Значительную опасность в начале марта представляла только что вскрывшаяся ото льда теплая река сточных вод, потоков, каналов, проток, которая разрывала мосты-лавы и заборы по берегам, подмывала и обрушивала целые песочные, земляные, глиняные уступы-города. Тут же – лодки, слепленные гудронной смолой, бревна сплавного леса, вырвавшиеся из мрачного, заброшенного централа-биржи в районе Высоковской Запани, полузатопленные лесовозы, трелевочные трактора, погрузчики, вросшие в прибрежный ил буксировочные тросы и ржавые цепи, что казались совершенно неподъемными.
Лида.
Она надевала старые дедовы военные ботинки поверх сапог, потому как сапоги промокали, и отправлялась на станцию.

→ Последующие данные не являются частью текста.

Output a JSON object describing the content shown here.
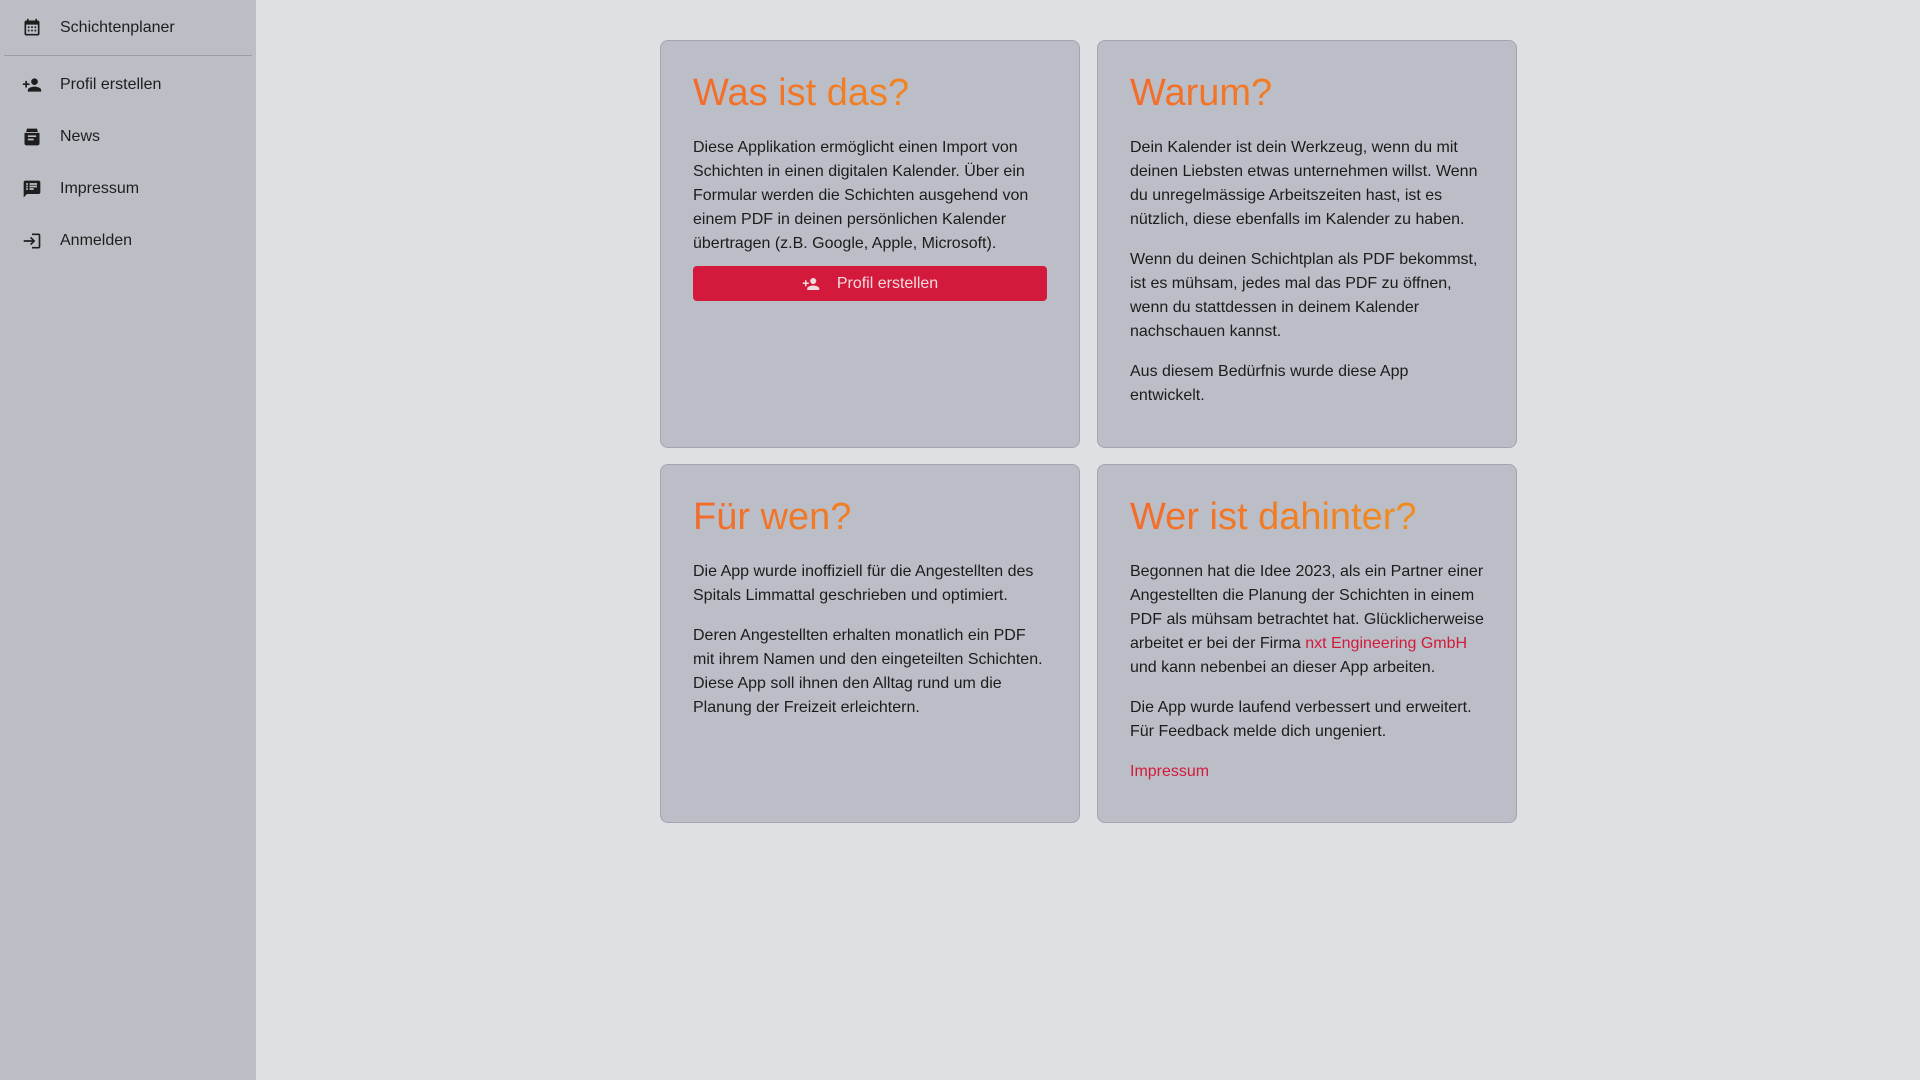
{
  "sidebar": {
    "brand": {
      "icon": "calendar-icon",
      "label": "Schichtenplaner"
    },
    "items": [
      {
        "icon": "person-add-icon",
        "label": "Profil erstellen"
      },
      {
        "icon": "news-mail-icon",
        "label": "News"
      },
      {
        "icon": "list-note-icon",
        "label": "Impressum"
      },
      {
        "icon": "login-icon",
        "label": "Anmelden"
      }
    ]
  },
  "cards": {
    "what": {
      "title": "Was ist das?",
      "p1": "Diese Applikation ermöglicht einen Import von Schichten in einen digitalen Kalender. Über ein Formular werden die Schichten ausgehend von einem PDF in deinen persönlichen Kalender übertragen (z.B. Google, Apple, Microsoft).",
      "button_label": "Profil erstellen",
      "button_icon": "person-add-icon"
    },
    "why": {
      "title": "Warum?",
      "p1": "Dein Kalender ist dein Werkzeug, wenn du mit deinen Liebsten etwas unternehmen willst. Wenn du unregelmässige Arbeitszeiten hast, ist es nützlich, diese ebenfalls im Kalender zu haben.",
      "p2": "Wenn du deinen Schichtplan als PDF bekommst, ist es mühsam, jedes mal das PDF zu öffnen, wenn du stattdessen in deinem Kalender nachschauen kannst.",
      "p3": "Aus diesem Bedürfnis wurde diese App entwickelt."
    },
    "who_for": {
      "title": "Für wen?",
      "p1": "Die App wurde inoffiziell für die Angestellten des Spitals Limmattal geschrieben und optimiert.",
      "p2": "Deren Angestellten erhalten monatlich ein PDF mit ihrem Namen und den eingeteilten Schichten. Diese App soll ihnen den Alltag rund um die Planung der Freizeit erleichtern."
    },
    "who_behind": {
      "title": "Wer ist dahinter?",
      "p1_before": "Begonnen hat die Idee 2023, als ein Partner einer Angestellten die Planung der Schichten in einem PDF als mühsam betrachtet hat. Glücklicherweise arbeitet er bei der Firma ",
      "p1_link": "nxt Engineering GmbH",
      "p1_after": " und kann nebenbei an dieser App arbeiten.",
      "p2": "Die App wurde laufend verbessert und erweitert. Für Feedback melde dich ungeniert.",
      "impressum_link": "Impressum"
    }
  },
  "colors": {
    "title_gradient_start": "#f26b2a",
    "title_gradient_end": "#f0961c",
    "accent": "#d41a3c",
    "sidebar_bg": "#bcbec6",
    "page_bg": "#dfe0e3"
  }
}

В Калугедва Лида останавливалась у дальней родственницы со стороны матери – Анны Исаевны Лавровой. Анна Исаевна жила в центре города в коммунальной квартире одна, была глуха к тому же совершенно. Лида писала ей записки на огрызках бумаги, а Анна Исаевна сначала долго искала очки, потом долго пристраивала их на своем неподвижном, малоприметном, едва различимом в оконных зарослях алоэ, неведомом ей самой лице, по крайней мере ей казавшемся постоянно бледным. Затем медленно читала записку, не понимала букв, слов, смысла, кажется, тоже не понимала, молча кивала Лидии в ответ после всего этого, зажигала свет в прихожей. Проходило минут двадцать, если не полчаса.
Вообще-то, Анна Исаевна ждала гостинцев, а Лида говорила ей очень громко, хотя прекрасно понимала про себя, что старуха все равно ничего не слышит, хоть ты ором ори, хоть ты шепотом шепчи:
– Вот тут вам мама гостинцы прислала!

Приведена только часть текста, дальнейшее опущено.